LangChain & LangGraph
Reference architectures
For a personal assistant that can both schedule meetings and send emails, I like the supervisor + subagents pattern. Instead of one giant agent with dozens of tools and prompts, you build a small set of specialists (calendar, email, knowledge lookup, etc.) and a single supervisor that decides which specialist to call.
At a high level there are three layers:
- Raw tools — low-level actions like creating calendar events or sending emails.
- Subagents — focused agents that speak natural language but only know about a narrow toolset (for example calendar or email).
- Supervisor — a top-level agent that routes user requests to the right subagent and stitches the results together.
This separation keeps prompts simpler, lets you evolve calendar and email logic independently, and gives you a clear place to insert governance features like human-in-the-loop review or policy checks.
Example projects
Below is a simplified sketch of a multi-agent personal assistant using LangChain and LangGraph. One subagent manages calendar operations, another manages email, and a supervisor coordinates them.
from langchain.agents import create_agent
from langchain.chat_models import init_chat_model
from langchain.messages import HumanMessage
from langchain.tools import tool
"""Low-level tools (in real projects these would hit real APIs)."""
@tool
def create_calendar_event(title: str, when: str, attendees: list[str]) -> str:
"""Create a calendar event. `when` is an ISO-ish datetime string."""
return f"[calendar] '{title}' at {when} for {', '.join(attendees) or 'nobody yet'}"
@tool
def send_email(to: list[str], subject: str, body: str) -> str:
"""Send an email. Returns a short confirmation string."""
return f"[email] to {', '.join(to)} with subject '{subject}'"
"""Subagents: focused assistants that only know about one domain."""
CALENDAR_PROMPT = (
"You are a calendar assistant. "
"Turn natural language scheduling requests into concrete events. "

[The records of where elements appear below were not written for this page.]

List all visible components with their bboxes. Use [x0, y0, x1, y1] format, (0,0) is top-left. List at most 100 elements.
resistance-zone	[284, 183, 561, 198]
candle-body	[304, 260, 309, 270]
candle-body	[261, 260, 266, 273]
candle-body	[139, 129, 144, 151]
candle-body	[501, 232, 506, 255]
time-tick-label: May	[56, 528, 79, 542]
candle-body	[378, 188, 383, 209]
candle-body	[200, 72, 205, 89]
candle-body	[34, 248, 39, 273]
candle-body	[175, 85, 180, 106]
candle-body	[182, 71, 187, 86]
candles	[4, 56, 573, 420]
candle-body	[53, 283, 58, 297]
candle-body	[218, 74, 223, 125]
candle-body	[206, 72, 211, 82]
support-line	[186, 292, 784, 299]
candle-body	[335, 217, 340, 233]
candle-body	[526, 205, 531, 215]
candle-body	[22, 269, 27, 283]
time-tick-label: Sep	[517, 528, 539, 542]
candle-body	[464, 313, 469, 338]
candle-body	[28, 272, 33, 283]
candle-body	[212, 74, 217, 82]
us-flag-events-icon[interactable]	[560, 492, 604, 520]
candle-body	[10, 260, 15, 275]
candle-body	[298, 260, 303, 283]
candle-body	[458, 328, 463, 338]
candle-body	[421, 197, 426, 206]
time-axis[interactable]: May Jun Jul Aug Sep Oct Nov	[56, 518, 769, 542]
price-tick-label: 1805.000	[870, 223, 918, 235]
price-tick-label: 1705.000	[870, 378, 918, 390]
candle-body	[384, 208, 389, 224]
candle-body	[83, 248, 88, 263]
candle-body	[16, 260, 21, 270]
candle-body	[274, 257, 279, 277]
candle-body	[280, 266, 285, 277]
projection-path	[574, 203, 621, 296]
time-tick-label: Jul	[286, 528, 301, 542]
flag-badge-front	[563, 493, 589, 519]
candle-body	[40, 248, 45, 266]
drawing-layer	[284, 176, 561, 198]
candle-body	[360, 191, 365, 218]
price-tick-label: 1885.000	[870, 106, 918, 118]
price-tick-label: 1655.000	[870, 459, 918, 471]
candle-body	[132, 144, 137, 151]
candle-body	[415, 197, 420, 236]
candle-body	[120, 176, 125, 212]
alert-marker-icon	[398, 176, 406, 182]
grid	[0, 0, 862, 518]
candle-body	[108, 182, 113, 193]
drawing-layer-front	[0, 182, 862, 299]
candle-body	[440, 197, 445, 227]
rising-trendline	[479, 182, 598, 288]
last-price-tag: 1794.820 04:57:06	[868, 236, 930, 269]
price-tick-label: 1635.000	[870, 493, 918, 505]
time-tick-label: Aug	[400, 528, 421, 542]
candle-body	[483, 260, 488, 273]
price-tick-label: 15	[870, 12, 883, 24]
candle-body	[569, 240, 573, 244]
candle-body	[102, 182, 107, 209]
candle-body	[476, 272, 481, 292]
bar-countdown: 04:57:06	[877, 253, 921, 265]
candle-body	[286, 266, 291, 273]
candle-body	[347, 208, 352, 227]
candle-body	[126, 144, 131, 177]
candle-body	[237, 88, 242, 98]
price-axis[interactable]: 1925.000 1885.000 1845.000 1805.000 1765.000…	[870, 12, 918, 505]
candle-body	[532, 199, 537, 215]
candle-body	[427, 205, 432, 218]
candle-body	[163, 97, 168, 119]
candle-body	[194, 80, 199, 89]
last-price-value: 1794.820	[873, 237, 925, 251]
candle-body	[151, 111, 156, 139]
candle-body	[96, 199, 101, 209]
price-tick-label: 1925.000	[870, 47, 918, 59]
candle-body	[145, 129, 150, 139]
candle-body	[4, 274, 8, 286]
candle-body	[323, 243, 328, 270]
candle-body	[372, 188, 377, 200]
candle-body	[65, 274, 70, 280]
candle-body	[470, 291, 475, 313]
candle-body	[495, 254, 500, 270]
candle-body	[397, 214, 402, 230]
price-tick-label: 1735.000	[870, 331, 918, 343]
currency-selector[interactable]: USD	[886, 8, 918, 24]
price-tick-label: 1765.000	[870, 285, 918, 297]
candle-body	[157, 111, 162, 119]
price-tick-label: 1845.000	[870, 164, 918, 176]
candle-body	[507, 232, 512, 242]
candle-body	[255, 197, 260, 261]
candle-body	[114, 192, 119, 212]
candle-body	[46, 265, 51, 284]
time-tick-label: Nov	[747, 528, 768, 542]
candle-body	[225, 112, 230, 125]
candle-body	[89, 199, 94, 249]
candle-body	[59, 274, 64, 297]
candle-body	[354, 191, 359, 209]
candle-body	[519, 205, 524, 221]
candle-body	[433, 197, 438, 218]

"Parse dates/times, pick a reasonable slot, and call create_calendar_event."
)
EMAIL_PROMPT = (
"You are an email assistant. "
"Given a request, draft a concise, professional email and call send_email."
)
model = init_chat_model("gpt-4.1")
calendar_agent = create_agent(
model,
tools=[create_calendar_event],
system_prompt=CALENDAR_PROMPT,
)
email_agent = create_agent(
model,
tools=[send_email],
system_prompt=EMAIL_PROMPT,
)
"""Wrap subagents as high-level tools for the supervisor."""
@tool
def schedule_event(request: str) -> str:
"""Use natural language to schedule a meeting or reminder."""
result = calendar_agent.invoke({
"messages": [HumanMessage(request)],
})
return result["messages"][-1].text
@tool
def manage_email(request: str) -> str:
"""Use natural language to send or draft an email."""
result = email_agent.invoke({
"messages": [HumanMessage(request)],
})
return result["messages"][-1].text
SUPERVISOR_PROMPT = (
"You are a personal assistant. "
"You can schedule events and send emails via tools. "
"Work out which tool (or tools) a request needs and summarise what you did."
)
supervisor = create_agent(
model,
tools=[schedule_event, manage_email],
system_prompt=SUPERVISOR_PROMPT,
)
query = (
"Next Tuesday, set up a 30 minute sync with the design team at 2pm "
"and email them a reminder with the meeting details."
)
result = supervisor.invoke({"messages": [HumanMessage(query)]})
for msg in result["messages"]:
msg.pretty_print()
For production use you would replace the stubbed tools with real calendar and email APIs, add human-in-the-loop review for sensitive actions and plug the system into chat, ticketing or CRM front-ends. The architectural idea stays the same: narrow subagents wrapped as tools, plus a supervisor that routes and summarises.
Lessons learned
A few practices that I find especially useful when building personal assistants with a supervisor pattern:
- Draw clear domain boundaries. Create subagents for coherent domains (calendar, email, CRM) rather than every individual tool. Each subagent should have a small prompt and a small toolset.
-
Write good tool descriptions. The supervisor
only sees high-level tools like
schedule_eventormanage_email. Clear docstrings and examples help it choose the right one. - Instrument heavily. Use LangSmith (or your preferred tracing stack) to record prompts, tool calls, state transitions and latency. Multi-step routing can otherwise feel opaque.
- Design for failure paths. Decide how the system behaves when subagents cannot parse dates, infer recipients or when tools fail. Provide clear fallbacks and escalation options.
- Start narrow, then generalise. It is usually better to ship one or two domains (for example calendar and email) and expand to more capabilities once the pattern is stable.